Africa-Press – Sierra-Leone. Legal practitioners in Sierra Leone have raised concerns over the government’s proposed Land Registration Bill 2025, currently before Parliament, warning that the legislation could undermine existing legal safeguards around property ownership.
The Bill seeks to modernize property registration by granting the National Lands Commission (NLC) and paralegals authority to prepare and register land documents and other legal instruments — responsibilities traditionally handled by qualified lawyers through the Office of the Administrator and Registrar-General (OARG).
According to several lawyers and policy experts, the proposal could open the door to confusion, fraud, and potential disputes over land ownership if not carefully implemented.
Under the Legal Practitioners Act of 2000, only qualified lawyers are authorized to draft conveyances and other legal instruments. The proposed law, however, would transfer much of this authority to non-lawyers within the NLC.

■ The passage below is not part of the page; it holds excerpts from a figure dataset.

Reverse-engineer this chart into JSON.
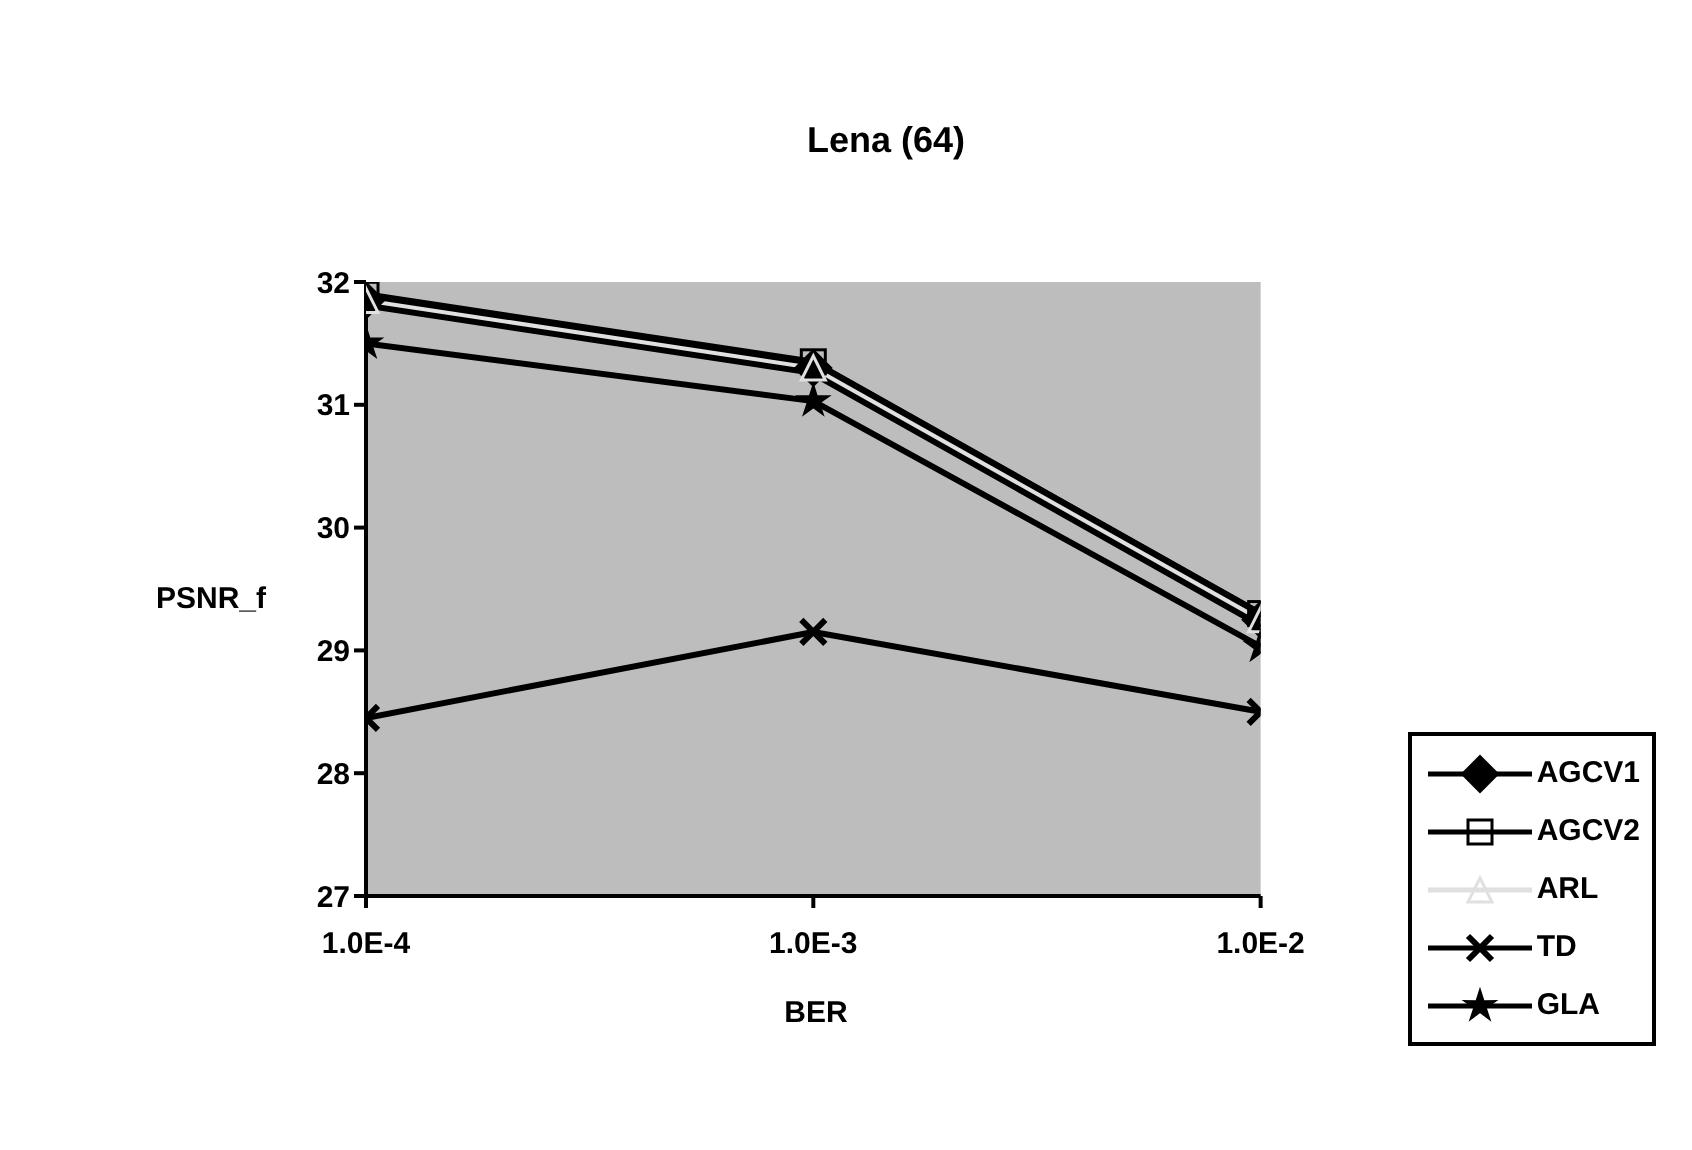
{
  "chart_data": {
    "type": "line",
    "title": "Lena (64)",
    "xlabel": "BER",
    "ylabel": "PSNR_f",
    "categories": [
      "1.0E-4",
      "1.0E-3",
      "1.0E-2"
    ],
    "ylim": [
      27,
      32
    ],
    "yticks": [
      27,
      28,
      29,
      30,
      31,
      32
    ],
    "grid": false,
    "legend": "right",
    "series": [
      {
        "name": "AGCV1",
        "color": "#000000",
        "marker": "diamond",
        "values": [
          31.85,
          31.3,
          29.25
        ]
      },
      {
        "name": "AGCV2",
        "color": "#000000",
        "marker": "square",
        "values": [
          31.9,
          31.35,
          29.3
        ]
      },
      {
        "name": "ARL",
        "color": "#e0e0e0",
        "marker": "triangle",
        "values": [
          31.85,
          31.3,
          29.25
        ]
      },
      {
        "name": "TD",
        "color": "#000000",
        "marker": "cross",
        "values": [
          28.45,
          29.15,
          28.5
        ]
      },
      {
        "name": "GLA",
        "color": "#000000",
        "marker": "star",
        "values": [
          31.5,
          31.03,
          29.03
        ]
      }
    ]
  }
}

“Land registration through digitalization is not as easy as it seems,” said one senior legal practitioner. “Conveyancing is a delicate process, and if it’s done incorrectly, documents can be declared void—meaning people could lose their homes or land.”
Legal experts argue that conveyancing involves more than record-keeping; it includes verifying ownership, checking for encumbrances, and ensuring compliance with legal principles. They warn that allowing non-lawyers to handle these tasks could weaken professional accountability.
Several lawyers questioned why the government would transfer land registration duties to the NLC instead of strengthening the existing OARG, which has managed property records since the colonial era.
“The OARG has safely kept every conveyance and deed since colonial times,” another lawyer said. “It already has the infrastructure and experience to manage this work.”
The OARG operates under the Ministry of Justice and reports to the Attorney General, while the NLC falls under the Ministry of Lands. Legal practitioners argue that the OARG’s legal oversight ensures greater public trust and institutional accountability.
They also cautioned that transferring conveyancing functions to the NLC could lead to higher costs and administrative overlap at a time when government spending is under pressure.
Lawyers and professional associations, including the Sierra Leone Bar Association and the Lawyers Society, are calling for the Bill to be revised. They recommend that the government focus on improving the OARG through modernization and digitization rather than creating a parallel system.
Key recommendations include:
Digitizing land records and establishing an electronic title registry.
Retaining OARG oversight for verification and archival purposes.
Training OARG staff and paralegals to assist under solicitor supervision.
Implementing verification systems to prevent double sales and forgeries.
Collaborating with the Bar Association, universities, and legal experts on reform.
Some practitioners drew comparisons with countries such as the United Kingdom, where conveyancing remains the exclusive domain of trained solicitors despite a more advanced and digitized land registry system.
They cautioned that adopting foreign models without adapting them to Sierra Leone’s dual land tenure system could cause instability. Provisions such as profit à prendre—a legal concept introduced in the proposed Bill—were described as having “no historical or legal legitimacy” in the local context.
The Sierra Leone Bar Association is expected to engage Parliament, the Ministry of Lands, and the Attorney General’s Office to review the Bill before it is passed.
“We need reform, but not at the expense of legal certainty,” one lawyer said. “Strengthening the Office of the Administrator and Registrar-General through digitization and better training would be a safer and more sustainable path.”